A me Fabio Fazio non è mai piaciuto. Gli riconosco una certa grazia (il suggerimento in questo senso me lo diede Angelo Guglielmi), che non compensa l’ipocrisia e il sentimentalismo, non gli perdono l’orrido uso moraleggiante di Massimo Gramellini, però è vero che tutto quanto tocca Fazio diventa oro. Ci sa fare. È competente. Un giro da Fazio è il sogno di tutti, e specialmente dei wannabe, quelli che ambiscono a vedere e far vedere il riflesso migliore della loro immagine fuggitiva, gli ascolti sono buoni e talvolta ottimi, la reputazione tra la gente che piace è immacolata, collaboratori e autori sono scelti con cura professionale, nessuno mai si sente offeso (forse il solo Renato Brunetta, che dell’offesa data e ricevuta è un celebre professionista), e il risultato è un prodotto televisivo che attira pubblicità. Fazio è un piccolo-grande eroe del mercato, il fatto che sia pagato tanto mi sembra perfettamente normale, a cavallo come sta tra la logica del servizio pubblico, saggiamente amministrata con le sue ospitate, e il flare di un’impresa commerciale alla moda, spesso scintillante.

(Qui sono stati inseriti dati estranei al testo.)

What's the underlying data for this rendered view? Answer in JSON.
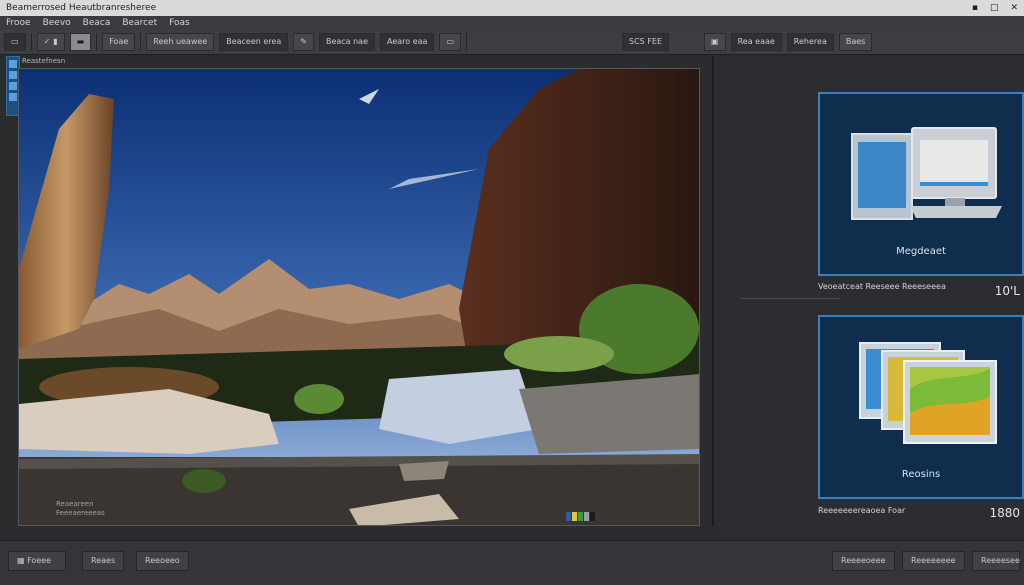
{
  "window": {
    "title": "Beamerrosed Heautbranresheree"
  },
  "menu": [
    "Frooe",
    "Beevo",
    "Beaca",
    "Bearcet",
    "Foas"
  ],
  "toolbar": {
    "btn_text_1": "Foae",
    "btn_text_2": "Reeh ueawee",
    "btn_text_3": "Beaceen erea",
    "btn_text_4": "Beaca nae",
    "btn_text_5": "Aearo eaa",
    "btn_text_6": "SCS FEE",
    "btn_text_7": "Rea eaae",
    "btn_text_8": "Reherea",
    "btn_text_9": "Baes"
  },
  "viewer": {
    "corner_label": "Reastefnesn",
    "status_line_1": "Reaeareen",
    "status_line_2": "Feeeaereeeas"
  },
  "cards": [
    {
      "label": "Megdeaet",
      "info": "Veoeatceat  Reeseee Reeeseeea",
      "num": "10'L"
    },
    {
      "label": "Reosins",
      "info": "Reeeeeeereaoea Foar",
      "num": "1880"
    }
  ],
  "bottom": {
    "left_btn": "Foeee",
    "btn_2": "Reaes",
    "btn_3": "Reeoeeo",
    "btn_4": "Reeeeoeee",
    "btn_5": "Reeeeeeee",
    "btn_6": "Reeeesee"
  },
  "colors": {
    "accent": "#3c7fb8",
    "card_bg": "#0f2d4d",
    "chrome": "#3c3e41"
  }
}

Aspirare a diventare miliardari
Che qualcuno guadagni molto in relazione al proprio valore, magari con i posizionamenti e i compromessi politico-aziendali del caso, è un attributo importante di una società libera. Non è un vaso ricolmo di piaceri e di lussi che escludono la stragrande maggioranza della gente comune che guadagna poco o pochissimo, come può sembrare a una mentalità chiusa, rigida, meschina. È un parametro che vale per tutti. Il presidente francese Emmanuel Macron si lasciò sfuggire una frase di difficile digestione per una società ideologicamente connotata, dicendo che non è male se un giovane aspiri a diventare miliardario. Sembra cinismo, incitamento a una competizione darwiniana, selettiva, e invece è un modo per dire che una buona politica di amministrazione delle risorse pubbliche e private non deve solo livellare, quando sia giusto, e magari sorvegliare e punire socialmente, deve anche aprirsi al talento bene impiegato, alle ambizioni nella loro forma materiale, di scambio, che sono sempre state il sale, in giusta dose, nel minestrone della vita.

Un po’ d’ironia
Potrei dire con Billie Holiday: «I’ve been poor and I’ve been rich. Rich is better!», frase immortale di filosofia tascabile e di ironia allegra. Mi limito a osservare che il denaro ben guadagnato, e con fatica, in genere viene speso con sobrietà, tutela la tua autonomia con un grado importante di sicurezza. Quello che si vede dissipato e mal speso, ostentato e cialtronescamente impiegato nella futilità, è il denaro facile, che evade o elude i doveri fiscali. Di questo abbiamo il massimo esempio in Donald Trump, un riccastro che si gloria di battere in breccia il fisco nel corso di una campagna elettorale, e la vince pure.

Certo sarei più contento per lui se Fazio difendesse il suo posto nel mercato televisivo con argomenti meno segnati dall’attrizione (il generico sentimento di una colpa che fu fulminato cinquecento anni fa come cattiva penitenza da Martin Lutero), meno indulgenti, più spiritosi. Ma ciascuno è fatto a suo modo. Meglio Cristiano Ronaldo, sfacciato e ribaldo, che quando litiga in campo con giocatori che lo odiano gli getta in faccia il simulacro dorato dei suoi stratosferici ingaggi e guadagni. Però un paese civile lo stipendio di Fazio lo lascia in pace.